In this article, we will learn more about the different types of planers and their uses. There are mainly 5 types of planers in the market:
1. Hand Planers
One of the most basic types of planer which require a lot of manual effort from your side is the hand planer. This type of planer has a serrated edge which is in parallel with the wood surface which you need to move across the surface of your wood from the lesser thickness area to the higher thickness area. You save shave the surface of the wood strip by strip to make the entire surface leveled.
You can always use this planer as it needs no electricity to run and is a great tool for finishing but it will take you a long time to level the wood surface and will leave behind a lot of wood filings and chips.
2. Thickness Planers
One of the best planer type to level your wood plank to a particular thickness is the Thickness Planer which is small and portable and can easily shave off a few inches of the wood to get the desired thickness. However, they need a lot of space to operate but apart from that, it is inexpensive, easy to operate and a great tool for DIY enthusiasts. HomeGuyd has a more in-depth guide on them if you’d like to dig deeper.
3. Jointer Planers
This type of planer is a combination of a jointer and a planer and can allow you to do two or more jobs at a time. It costs less than buying both the tools separately which are why this is great for DIY enthusiasts too.

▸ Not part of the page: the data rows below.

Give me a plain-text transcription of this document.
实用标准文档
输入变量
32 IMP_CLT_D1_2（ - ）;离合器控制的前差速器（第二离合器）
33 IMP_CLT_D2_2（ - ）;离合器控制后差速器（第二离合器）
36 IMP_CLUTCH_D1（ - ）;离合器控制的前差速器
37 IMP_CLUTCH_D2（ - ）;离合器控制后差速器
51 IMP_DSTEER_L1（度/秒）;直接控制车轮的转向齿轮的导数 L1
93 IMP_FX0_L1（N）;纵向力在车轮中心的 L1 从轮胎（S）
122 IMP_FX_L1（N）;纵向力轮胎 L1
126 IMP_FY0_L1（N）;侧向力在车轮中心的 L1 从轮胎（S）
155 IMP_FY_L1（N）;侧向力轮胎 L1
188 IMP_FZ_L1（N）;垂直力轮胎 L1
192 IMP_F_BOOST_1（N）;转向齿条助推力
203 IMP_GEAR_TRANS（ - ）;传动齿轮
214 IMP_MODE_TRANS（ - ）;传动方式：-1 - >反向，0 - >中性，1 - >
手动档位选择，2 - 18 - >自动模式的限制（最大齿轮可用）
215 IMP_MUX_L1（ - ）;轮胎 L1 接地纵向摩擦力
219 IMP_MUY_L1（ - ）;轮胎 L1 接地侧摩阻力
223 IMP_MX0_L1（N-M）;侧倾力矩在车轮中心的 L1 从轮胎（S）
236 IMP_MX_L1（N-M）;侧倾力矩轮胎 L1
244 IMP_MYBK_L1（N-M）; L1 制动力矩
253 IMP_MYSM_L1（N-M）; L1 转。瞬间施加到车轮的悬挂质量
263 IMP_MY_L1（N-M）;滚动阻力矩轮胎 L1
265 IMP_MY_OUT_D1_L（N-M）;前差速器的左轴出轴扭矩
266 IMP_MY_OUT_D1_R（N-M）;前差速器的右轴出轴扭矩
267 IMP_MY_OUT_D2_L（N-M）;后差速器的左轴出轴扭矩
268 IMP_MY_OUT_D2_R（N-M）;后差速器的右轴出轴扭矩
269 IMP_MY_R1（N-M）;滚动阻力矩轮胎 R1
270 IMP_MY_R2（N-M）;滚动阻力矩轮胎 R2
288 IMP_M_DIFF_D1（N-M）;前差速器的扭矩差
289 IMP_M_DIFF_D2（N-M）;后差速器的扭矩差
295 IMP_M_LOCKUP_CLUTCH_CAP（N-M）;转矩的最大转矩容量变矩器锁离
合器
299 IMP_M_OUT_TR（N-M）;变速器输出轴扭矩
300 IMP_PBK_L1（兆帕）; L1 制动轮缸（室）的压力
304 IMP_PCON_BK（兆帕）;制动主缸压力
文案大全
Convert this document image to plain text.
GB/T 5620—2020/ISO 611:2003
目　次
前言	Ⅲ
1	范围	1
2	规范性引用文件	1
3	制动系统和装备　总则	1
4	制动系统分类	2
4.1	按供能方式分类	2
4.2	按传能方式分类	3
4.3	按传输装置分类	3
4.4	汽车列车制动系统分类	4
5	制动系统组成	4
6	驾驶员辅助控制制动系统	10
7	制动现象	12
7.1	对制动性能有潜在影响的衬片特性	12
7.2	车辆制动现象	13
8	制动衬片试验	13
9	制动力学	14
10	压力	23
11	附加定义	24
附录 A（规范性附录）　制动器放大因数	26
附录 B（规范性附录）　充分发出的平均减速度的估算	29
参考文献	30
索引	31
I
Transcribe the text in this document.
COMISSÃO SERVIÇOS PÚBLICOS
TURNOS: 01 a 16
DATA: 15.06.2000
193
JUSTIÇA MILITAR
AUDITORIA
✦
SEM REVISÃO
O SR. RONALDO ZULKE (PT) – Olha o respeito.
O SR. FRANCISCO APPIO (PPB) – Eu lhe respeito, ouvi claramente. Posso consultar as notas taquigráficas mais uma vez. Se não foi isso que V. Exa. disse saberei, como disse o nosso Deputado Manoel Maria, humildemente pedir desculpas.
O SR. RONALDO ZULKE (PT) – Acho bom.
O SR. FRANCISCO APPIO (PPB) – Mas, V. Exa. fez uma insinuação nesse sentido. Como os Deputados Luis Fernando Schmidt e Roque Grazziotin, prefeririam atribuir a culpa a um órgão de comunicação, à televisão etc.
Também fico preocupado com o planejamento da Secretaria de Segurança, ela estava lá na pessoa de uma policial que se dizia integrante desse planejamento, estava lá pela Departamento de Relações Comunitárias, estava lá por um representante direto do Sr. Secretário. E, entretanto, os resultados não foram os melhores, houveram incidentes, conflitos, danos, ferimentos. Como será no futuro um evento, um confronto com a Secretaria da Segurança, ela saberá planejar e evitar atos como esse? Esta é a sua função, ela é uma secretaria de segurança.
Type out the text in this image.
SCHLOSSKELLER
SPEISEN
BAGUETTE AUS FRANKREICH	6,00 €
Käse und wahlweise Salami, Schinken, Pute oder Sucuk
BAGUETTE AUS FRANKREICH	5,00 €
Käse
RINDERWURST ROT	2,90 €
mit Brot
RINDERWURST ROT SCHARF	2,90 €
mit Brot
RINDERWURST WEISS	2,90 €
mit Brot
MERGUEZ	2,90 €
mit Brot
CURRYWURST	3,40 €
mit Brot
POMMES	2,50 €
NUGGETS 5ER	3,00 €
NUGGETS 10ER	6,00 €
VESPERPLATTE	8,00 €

This is great for workshops which needs a jointer and planer for large projects as it can offer you a lot of power, reliability and it can multitask. However, it can be a little big and bulky and slightly expensive if you are an amateur wood worker.
4. Portable Planers
This planer is a miniature version of a stationary planer which is portable and can be kept on any surface to be used. You just need to set it on automatic, feed the material inside and it will provide you with a uniform thickness wood plank.
It is great for small DIY projects and is quite dependable and easy to use. You can’t use it for precision wood working but it works for small house projects that you would like to undertake.
5. Bench top Planers
A slightly bigger version of portable planers, a benchtop planer can produce deeper cuts and can handle higher thickness. It uses an induction motor to produce high power and can work on hard wood too. It is best for heavy duty use and professional woodworking shops and offers you an excellent control over thickness and reliability but it is not easy to move around and requires adequate maintenance.